Pohon Walikukun yang lapuk karena terkena parasit. - Harian Jogja/Rahmat Jiwandono
26 Februari 2019 04:57 WIB Rahmat Jiwandono Gunungkidul Share :

Harianjogja.com, GUNUNGKIDUL - Sebuah pohon Walikukun di Taman Hutan Rakyat (Tahura) yang berada di Gading, Kecamatan Playen, lapuk dimakan usia, sehingga dirobohkan dengan tali karena posisinya yang terletak di pinggir jalan. Kejadian tersebut terjadi sekitar pukul 10.00 WIB pada Senin (25/2/2019).

Petugas Tahura, Mulyana mengatakan, dia mendapat laporan adanya pohon yang sudah lapuk dari tim yang sedang berkeliling sekitar pukul 09.00 WIB. Mendapat laporan tersebut, pihaknya segera melakukan tindakan.

"Yang kami lakukan bukanlah memotong dahan yang lapuk, cuma kami ikat dengan tali tampar pada batang yang lapuk," ujar Mulyana kepada Harianjogja.com, Senin (25/2/2019).

Menurutnya di Tahura tidak diizinkan memotong pohon menggunakan mesin pemotong seperti gergaji. Karena jika hal itu dilakukan dapat menyebabkan kerusakan habitat.

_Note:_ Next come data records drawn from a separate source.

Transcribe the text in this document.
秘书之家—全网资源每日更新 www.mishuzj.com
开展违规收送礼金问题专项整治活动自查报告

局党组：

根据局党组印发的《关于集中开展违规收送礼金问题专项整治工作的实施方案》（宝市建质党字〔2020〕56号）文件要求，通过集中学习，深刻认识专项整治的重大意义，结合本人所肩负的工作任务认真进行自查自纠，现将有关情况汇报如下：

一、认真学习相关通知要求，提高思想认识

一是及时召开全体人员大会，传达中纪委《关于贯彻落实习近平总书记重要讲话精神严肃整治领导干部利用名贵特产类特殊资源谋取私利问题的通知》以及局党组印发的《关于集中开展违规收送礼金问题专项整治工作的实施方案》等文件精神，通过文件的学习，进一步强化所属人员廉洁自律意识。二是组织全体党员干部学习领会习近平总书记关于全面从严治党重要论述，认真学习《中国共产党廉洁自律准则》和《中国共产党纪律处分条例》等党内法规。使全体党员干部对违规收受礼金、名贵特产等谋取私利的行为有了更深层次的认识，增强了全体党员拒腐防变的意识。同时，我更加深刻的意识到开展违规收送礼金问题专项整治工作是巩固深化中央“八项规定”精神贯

Ia juga enggan apabila petugas Tahura memanjat pohon tersebut. Pasalnya, ada hewan kalajengking atau kelabang, tanpa memakai peralatan yang melindungi.

Usia pohon Walikukun kurang lebih sudah 50 tahun. Tinggi pohon itu mencapai sekitar delapan meter dengan diameter sekitar 40 sentimeter.